Six Canadian banks hit with credit downgrade
One of the world’s biggest ratings agencies has lost some confidence in Canadian banks. In a surprise move, Moody’s downgraded the credit rating of TD Bank, BMO, Scotiabank, CIBC, National Bank and RBC, citing concerns over “continued growth in Canadian consumer debt, and elevated housing prices.”
You might have heard of ratings agencies like Moody’s and Standard & Poor’s. The most recent example of these entities crossing into pop culture turf was in The Big Short, the Hollywood version of Michael Lewis’ book about a bunch of Wall Street whizzes who end up making billions betting on the 2008 mortgage crisis.
There’s a rather dramatic scene where Steve Carell’s character barges into the office of a Moody’s executive, when he realizes that they’ve been rubber-stamping the packaging of high-risk mortgages as top grade investment products by big American banks.
Which brings us to the role of ratings agencies — they exist to assess the credit-worthiness of financial institutions that issue debt. Like Canadian banks. Their marking system assigns a grade, such as AAA or CCC, which act as an indication to buyers of debt how likely they are to be paid back.
Moody’s justification for downgrading Canadian banks is because it feels that Canadians are over-leveraged and might not have the ability to meet monthly credit payments in the event that interest rates go up, or the economy suffers a recession. While banks certainly do make a large chunk of money off interest charges, they rely upon a borrower’s ability to pay back debt in a timely manner in order to continue having the cash to keep lending money.

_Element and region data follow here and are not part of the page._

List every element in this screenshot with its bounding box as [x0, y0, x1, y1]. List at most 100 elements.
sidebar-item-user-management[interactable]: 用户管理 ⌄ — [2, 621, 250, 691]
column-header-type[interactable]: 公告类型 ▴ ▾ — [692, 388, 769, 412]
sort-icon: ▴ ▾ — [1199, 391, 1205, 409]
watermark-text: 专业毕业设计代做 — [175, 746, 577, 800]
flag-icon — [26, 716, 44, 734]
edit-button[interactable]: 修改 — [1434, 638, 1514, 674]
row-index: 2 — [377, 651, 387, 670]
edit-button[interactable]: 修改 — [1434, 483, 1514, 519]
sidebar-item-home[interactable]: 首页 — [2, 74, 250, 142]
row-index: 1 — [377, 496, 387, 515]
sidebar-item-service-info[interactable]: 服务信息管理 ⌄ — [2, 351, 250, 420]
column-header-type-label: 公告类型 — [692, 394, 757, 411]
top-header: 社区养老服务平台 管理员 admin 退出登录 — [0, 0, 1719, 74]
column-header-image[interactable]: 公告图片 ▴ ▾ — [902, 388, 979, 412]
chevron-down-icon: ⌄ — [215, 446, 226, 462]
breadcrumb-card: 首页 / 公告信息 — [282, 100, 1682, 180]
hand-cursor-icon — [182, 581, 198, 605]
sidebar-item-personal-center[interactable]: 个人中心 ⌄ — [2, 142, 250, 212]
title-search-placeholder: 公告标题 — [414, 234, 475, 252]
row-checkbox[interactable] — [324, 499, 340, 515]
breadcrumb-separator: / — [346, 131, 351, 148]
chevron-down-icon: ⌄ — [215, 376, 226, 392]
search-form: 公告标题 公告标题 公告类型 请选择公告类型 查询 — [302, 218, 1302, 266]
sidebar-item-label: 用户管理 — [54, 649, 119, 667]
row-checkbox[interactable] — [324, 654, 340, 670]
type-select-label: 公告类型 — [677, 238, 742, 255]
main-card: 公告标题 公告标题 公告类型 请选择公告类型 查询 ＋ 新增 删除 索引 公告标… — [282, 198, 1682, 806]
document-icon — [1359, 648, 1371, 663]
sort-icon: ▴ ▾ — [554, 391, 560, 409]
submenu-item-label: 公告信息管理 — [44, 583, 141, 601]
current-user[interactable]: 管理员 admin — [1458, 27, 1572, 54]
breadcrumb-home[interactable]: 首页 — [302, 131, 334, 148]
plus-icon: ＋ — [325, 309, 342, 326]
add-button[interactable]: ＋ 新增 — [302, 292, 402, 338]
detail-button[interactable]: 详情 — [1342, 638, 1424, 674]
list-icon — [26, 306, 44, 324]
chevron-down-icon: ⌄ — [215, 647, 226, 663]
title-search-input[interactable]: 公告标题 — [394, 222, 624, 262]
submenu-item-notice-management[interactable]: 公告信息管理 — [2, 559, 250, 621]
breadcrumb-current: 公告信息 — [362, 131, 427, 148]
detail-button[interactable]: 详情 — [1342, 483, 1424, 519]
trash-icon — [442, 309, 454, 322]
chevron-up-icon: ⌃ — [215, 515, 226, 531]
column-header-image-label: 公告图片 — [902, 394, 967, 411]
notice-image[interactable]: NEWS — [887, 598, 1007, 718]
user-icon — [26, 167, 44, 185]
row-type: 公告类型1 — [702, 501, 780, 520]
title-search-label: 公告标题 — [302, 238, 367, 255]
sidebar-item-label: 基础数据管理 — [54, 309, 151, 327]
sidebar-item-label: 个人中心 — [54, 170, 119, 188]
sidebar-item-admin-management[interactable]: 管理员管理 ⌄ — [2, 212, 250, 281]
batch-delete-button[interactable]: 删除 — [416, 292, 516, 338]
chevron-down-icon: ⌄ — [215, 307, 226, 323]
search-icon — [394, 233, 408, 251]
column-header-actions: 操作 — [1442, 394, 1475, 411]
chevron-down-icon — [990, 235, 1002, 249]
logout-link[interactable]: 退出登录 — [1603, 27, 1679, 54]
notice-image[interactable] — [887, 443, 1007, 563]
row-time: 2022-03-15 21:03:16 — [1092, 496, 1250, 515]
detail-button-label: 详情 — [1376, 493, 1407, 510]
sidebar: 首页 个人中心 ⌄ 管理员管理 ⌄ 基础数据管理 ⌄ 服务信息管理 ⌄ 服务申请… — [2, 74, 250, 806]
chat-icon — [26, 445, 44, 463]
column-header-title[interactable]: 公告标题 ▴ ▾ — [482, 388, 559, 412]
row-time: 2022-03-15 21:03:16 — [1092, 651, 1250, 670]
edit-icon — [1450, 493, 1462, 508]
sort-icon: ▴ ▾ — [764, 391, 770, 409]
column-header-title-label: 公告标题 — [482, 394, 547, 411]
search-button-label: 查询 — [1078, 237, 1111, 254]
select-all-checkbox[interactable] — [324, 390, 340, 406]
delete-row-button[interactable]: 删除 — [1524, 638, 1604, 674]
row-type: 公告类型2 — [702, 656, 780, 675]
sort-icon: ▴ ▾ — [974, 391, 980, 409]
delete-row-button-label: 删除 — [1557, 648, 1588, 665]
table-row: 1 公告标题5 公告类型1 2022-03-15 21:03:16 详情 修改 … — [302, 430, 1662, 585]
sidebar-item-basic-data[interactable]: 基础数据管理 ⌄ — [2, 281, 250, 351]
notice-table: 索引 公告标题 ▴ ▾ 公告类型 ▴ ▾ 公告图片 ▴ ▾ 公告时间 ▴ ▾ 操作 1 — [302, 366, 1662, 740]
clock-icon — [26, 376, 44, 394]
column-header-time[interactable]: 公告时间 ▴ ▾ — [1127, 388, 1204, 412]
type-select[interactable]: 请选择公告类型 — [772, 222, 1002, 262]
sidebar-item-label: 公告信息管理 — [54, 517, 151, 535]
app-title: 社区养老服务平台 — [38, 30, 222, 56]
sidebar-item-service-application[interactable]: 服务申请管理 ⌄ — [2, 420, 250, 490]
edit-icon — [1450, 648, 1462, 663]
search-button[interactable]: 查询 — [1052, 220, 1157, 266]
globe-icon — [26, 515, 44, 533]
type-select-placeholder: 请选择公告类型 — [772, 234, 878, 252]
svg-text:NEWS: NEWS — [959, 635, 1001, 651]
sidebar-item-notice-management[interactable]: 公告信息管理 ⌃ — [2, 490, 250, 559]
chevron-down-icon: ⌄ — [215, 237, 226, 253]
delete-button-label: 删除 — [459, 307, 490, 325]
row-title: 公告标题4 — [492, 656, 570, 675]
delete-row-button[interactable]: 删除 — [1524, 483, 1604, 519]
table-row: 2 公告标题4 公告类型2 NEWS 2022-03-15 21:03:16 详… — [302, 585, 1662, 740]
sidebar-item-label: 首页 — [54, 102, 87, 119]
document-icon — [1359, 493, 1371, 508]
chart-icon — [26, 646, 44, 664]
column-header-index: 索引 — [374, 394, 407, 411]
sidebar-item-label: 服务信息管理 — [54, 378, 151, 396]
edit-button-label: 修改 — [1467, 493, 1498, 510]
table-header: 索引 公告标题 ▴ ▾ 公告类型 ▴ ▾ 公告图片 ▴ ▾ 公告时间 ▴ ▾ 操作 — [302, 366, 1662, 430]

“Debt levels are beyond the usual risk models in place to determine whether businesses could withstand a crisis,” said a statement issued by Moody’s on Wednesday.
The last time Canadian banks were hit with a downgrade was back in 2013, when Moody’s lowered its ratings one notch for six Canadian banks, with the exception of RBC. Interestingly enough, the reasons for the downgrade were the same — unsustainable levels of consumer debt, and escalating home prices. Four years later, and Canadian banks are still on a lending rampage, sustained almost entirely by low interest rates and continued demand for debt.
Now keep in mind that on a global scale, there’s an incredible amount of trust in Canadian banks, mostly because of the way they weathered the 2008 financial crisis. To some extent, the impact of a lower credit rating only mildly affects banks — sure, the heightened risk factor will increase the bank’s cost of doing business, but that will inevitably be passed down to the consumer in the form of higher interest rates or fees.
The highest rating for a bank, representing minimum credit risk is Aaa. Then you have Aa1, Aa2, Aa3, etc. Five of the six banks dropped from an Aa3 to A1. TD Bank was lowered from Aa1 to Aa2. These markers are still considered well above investment grade, which means that major investors should continue to view Canadian banks as safe avenues to park their holdings.
The one and only near-term factor that will indicate the real credit-worthiness of Canadian banks is when interest rates finally start to go up, and Canadians’ feel the pinch of that higher cost of borrowing. Until then, lower ratings or not, lending institutions will continue to thrive.